4. Speed up development times by improving developer efficiency. Optimizing build pipelines and code so that it is faster and more efficient — such as by reducing unnecessary dependencies that consume extra storage or compute resources — helps to reduce costs, reduce energy usage and make your developers’ lives easier so that they can focus on delivering value.
At one online travel booking company we worked with, development teams had routinely left code from A/B experiments in their codebase after running tests and simply switched off the test or feature. After thousands of experiments over years, this added up to a significant cost and performance lag. The team identified that removing this excess code would result in notable speed and cost savings, not to mention reduce their overall energy use and carbon footprint.

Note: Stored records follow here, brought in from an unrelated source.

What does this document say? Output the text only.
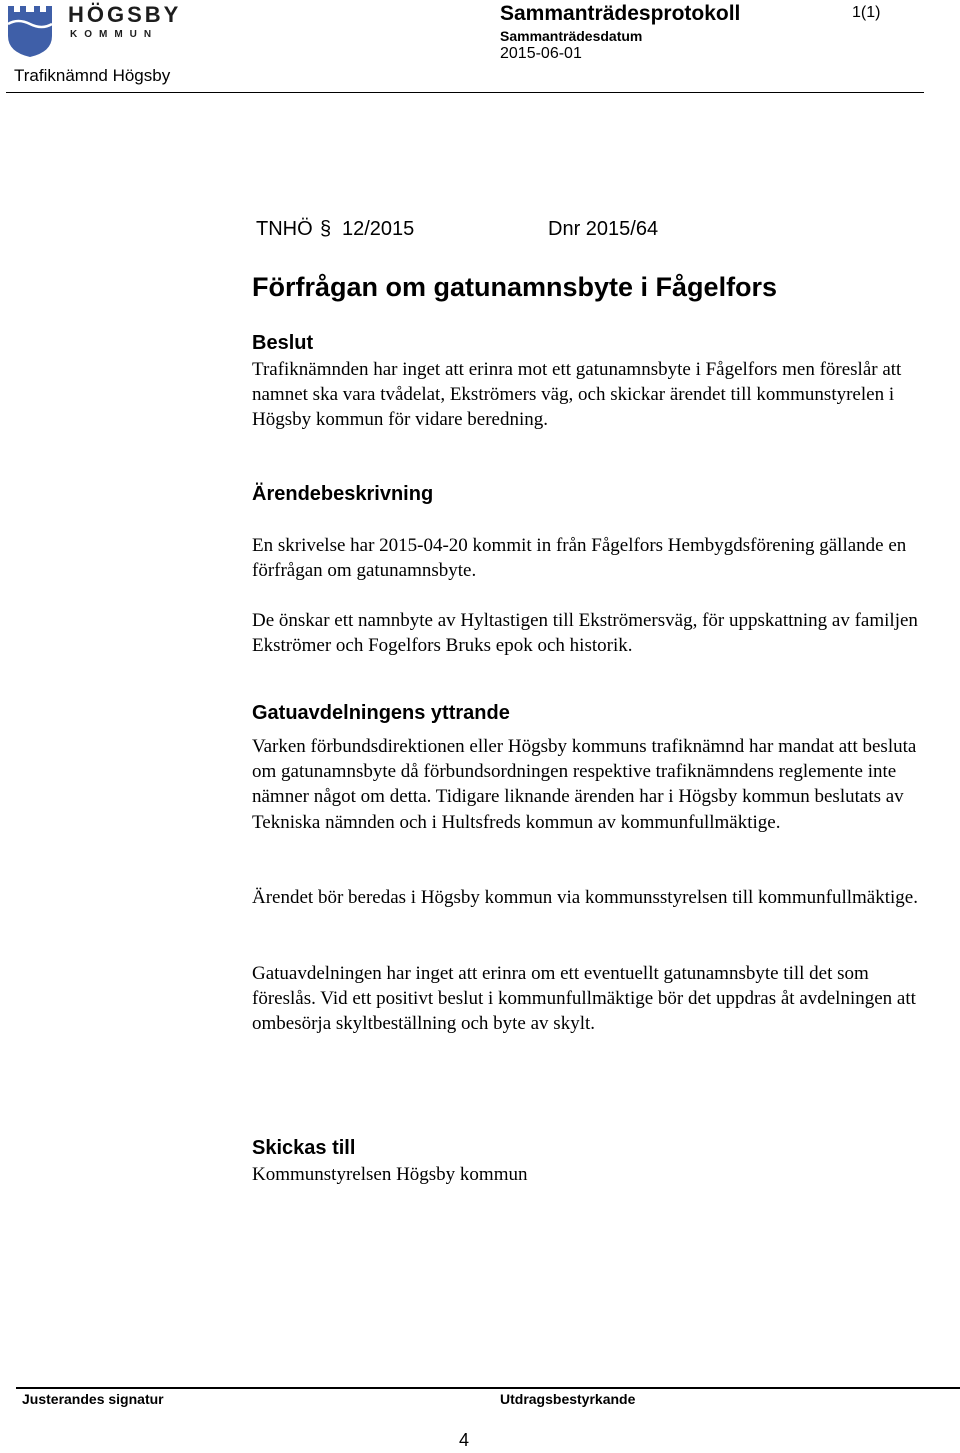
HÖGSBY
KOMMUN
Trafiknämnd Högsby
Sammanträdesprotokoll
Sammanträdesdatum
2015-06-01
1(1)
TNHÖ § 12/2015	Dnr 2015/64
Förfrågan om gatunamnsbyte i Fågelfors
Beslut
Trafiknämnden har inget att erinra mot ett gatunamnsbyte i Fågelfors men föreslår att namnet ska vara tvådelat, Ekströmers väg, och skickar ärendet till kommunstyrelen i Högsby kommun för vidare beredning.
Ärendebeskrivning
En skrivelse har 2015-04-20 kommit in från Fågelfors Hembygdsförening gällande en förfrågan om gatunamnsbyte.
De önskar ett namnbyte av Hyltastigen till Ekströmersväg, för uppskattning av familjen Ekströmer och Fogelfors Bruks epok och historik.
Gatuavdelningens yttrande
Varken förbundsdirektionen eller Högsby kommuns trafiknämnd har mandat att besluta om gatunamnsbyte då förbundsordningen respektive trafiknämndens reglemente inte nämner något om detta. Tidigare liknande ärenden har i Högsby kommun beslutats av Tekniska nämnden och i Hultsfreds kommun av kommunfullmäktige.
Ärendet bör beredas i Högsby kommun via kommunsstyrelsen till kommunfullmäktige.
Gatuavdelningen har inget att erinra om ett eventuellt gatunamnsbyte till det som föreslås. Vid ett positivt beslut i kommunfullmäktige bör det uppdras åt avdelningen att ombesörja skyltbeställning och byte av skylt.
Skickas till
Kommunstyrelsen Högsby kommun
Justerandes signatur	Utdragsbestyrkande
4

Where possible, tasks should be automated because it allows them to be continuously improved and optimized. One simple example we’ve seen when working with US organizations to introduce standardized AWS CloudFormation templates that automate infrastructure setup: teams can ensure their default AWS region is set to US-West (Oregon), rather than US-East (Virginia). This would mean all new infrastructure by default uses a greater proportion of direct renewable energy and reduces an organization’s cloud carbon footprint, without anyone having to think twice about it.

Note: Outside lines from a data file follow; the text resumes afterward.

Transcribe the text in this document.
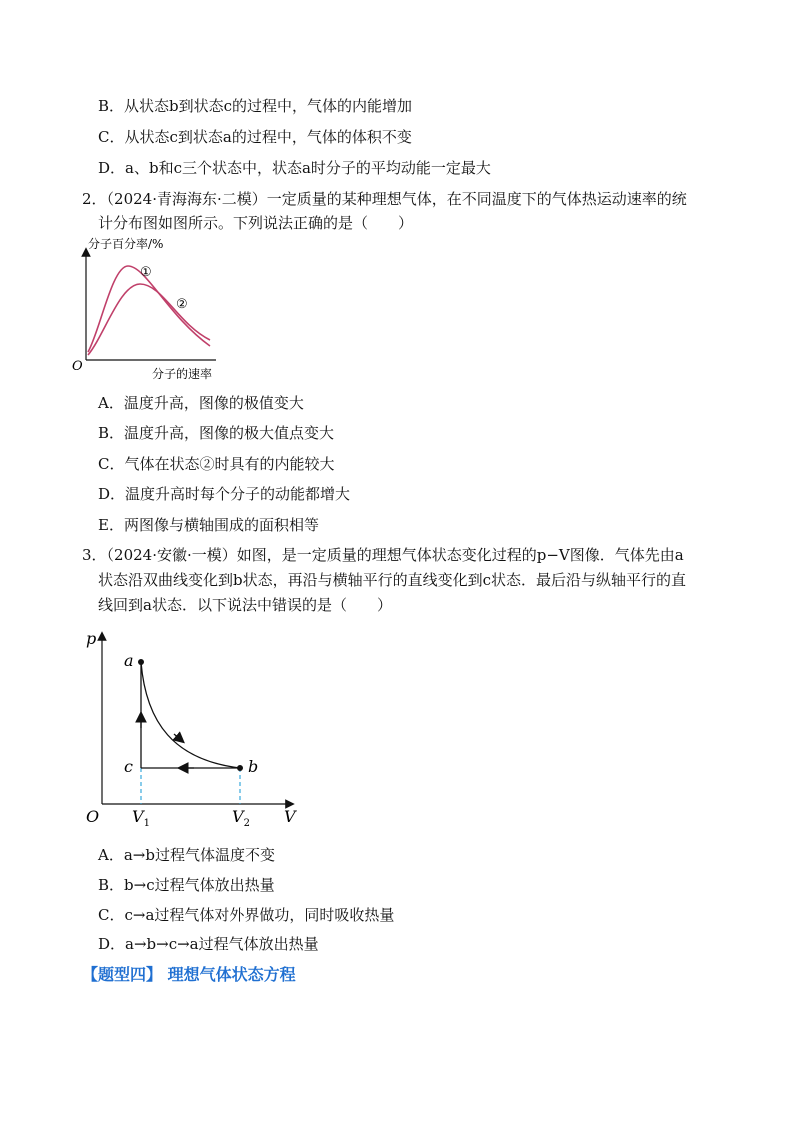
B．从状态b到状态c的过程中，气体的内能增加
C．从状态c到状态a的过程中，气体的体积不变
D．a、b和c三个状态中，状态a时分子的平均动能一定最大
2．（2024·青海海东·二模）一定质量的某种理想气体，在不同温度下的气体热运动速率的统
计分布图如图所示。下列说法正确的是（　　）
分子百分率/%
①
②
O	分子的速率
A．温度升高，图像的极值变大
B．温度升高，图像的极大值点变大
C．气体在状态②时具有的内能较大
D．温度升高时每个分子的动能都增大
E．两图像与横轴围成的面积相等
3．（2024·安徽·一模）如图，是一定质量的理想气体状态变化过程的p−V图像．气体先由a
状态沿双曲线变化到b状态，再沿与横轴平行的直线变化到c状态．最后沿与纵轴平行的直
线回到a状态．以下说法中错误的是（　　）
p
a
b
c
O	V
$V_1$	$V_2$
A．a→b过程气体温度不变
B．b→c过程气体放出热量
C．c→a过程气体对外界做功，同时吸收热量
D．a→b→c→a过程气体放出热量
【题型四】 理想气体状态方程
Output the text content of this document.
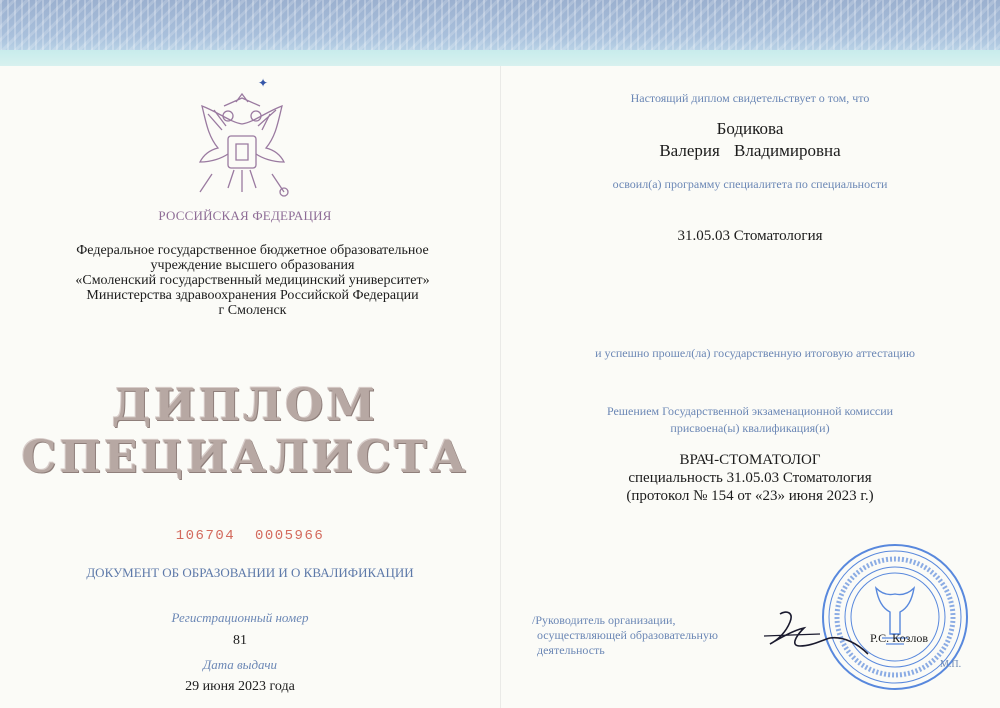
✦
РОССИЙСКАЯ ФЕДЕРАЦИЯ
Федеральное государственное бюджетное образовательное
учреждение высшего образования
«Смоленский государственный медицинский университет»
Министерства здравоохранения Российской Федерации
г Смоленск
ДИПЛОМ
СПЕЦИАЛИСТА
106704  0005966
ДОКУМЕНТ ОБ ОБРАЗОВАНИИ И О КВАЛИФИКАЦИИ
Регистрационный номер
81
Дата выдачи
29 июня 2023 года
Настоящий диплом свидетельствует о том, что
Бодикова
Валерия Владимировна
освоил(а) программу специалитета по специальности
31.05.03 Стоматология
и успешно прошел(ла) государственную итоговую аттестацию
Решением Государственной экзаменационной комиссии
присвоена(ы) квалификация(и)
ВРАЧ-СТОМАТОЛОГ
специальность 31.05.03 Стоматология
(протокол № 154 от «23» июня 2023 г.)
/Руководитель организации,
осуществляющей образовательную
деятельность
Р.С. Козлов
М.П.
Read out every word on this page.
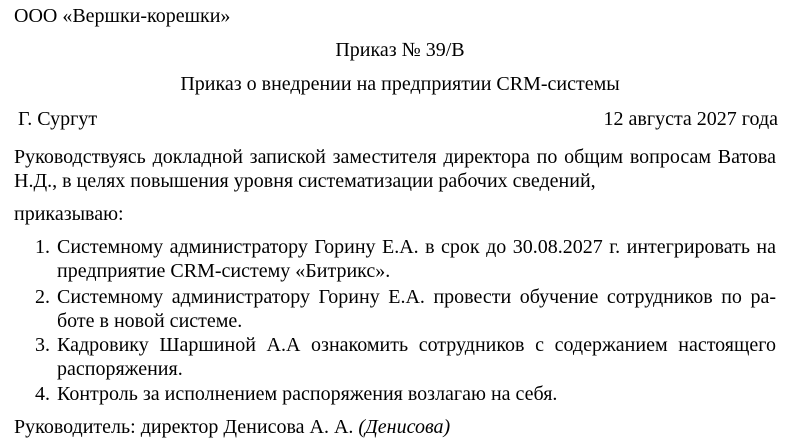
ООО «Вершки-корешки»
Приказ № 39/В
Приказ о внедрении на предприятии CRM-системы
Г. Сургут	12 августа 2027 года
Руководствуясь докладной запиской заместителя директора по общим вопросам Ватова
Н.Д., в целях повышения уровня систематизации рабочих сведений,
приказываю:
1. Системному администратору Горину Е.А. в срок до 30.08.2027 г. интегрировать на
предприятие CRM-систему «Битрикс».
2. Системному администратору Горину Е.А. провести обучение сотрудников по ра-
боте в новой системе.
3. Кадровику Шаршиной А.А ознакомить сотрудников с содержанием настоящего
распоряжения.
4. Контроль за исполнением распоряжения возлагаю на себя.
Руководитель: директор Денисова А. А. (Денисова)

5. Attract and retain talent with environmental initiatives. Around 70% of employees said they were more likely to work at a company with a strong environmental agenda, and more likely to stay there long term. In recent years, especially within the tech sector, many employees have been actively demanding greater action from their companies on climate change. Thousands of companies showed their support for the 2019 Global Climate Strikes and almost one fifth of Fortune 500 companies had committed to the Paris Climate Agreement emissions reductions targets in 2018.
6. Satisfy investors by disclosing carbon footprint information. Over the past 10 years, sustainable investment funds of companies with good environmental, social and corporate governance (ESG) practices have been shown to have superior long term stock performance to conventional funds. In 2020 investment firm Blackrock, the world’s largest asset manager, announced in its annual letter to CEOs that climate risk is financial investment risk and they will look at sustainability or ESG criteria for every investment. Thus more sustainable companies have greater access to capital when needed. Public companies are also facing increasing regulatory and compliance requirements.
So how can IT organizations ensure a greener cloud approach? One common misconception is that it is solely a matter of choosing the best cloud provider. While this is partially the case, it’s not the whole story. There is a lot that tech or IT organizations are responsible for during the development lifecycle too. Your digital actions have an impact: code + data = energy = carbon emissions.
Green cloud computing at its best is using a datacenter fed by local renewable energy that runs software on its infrastructure that is designed and optimized to minimize energy consumption (and costs).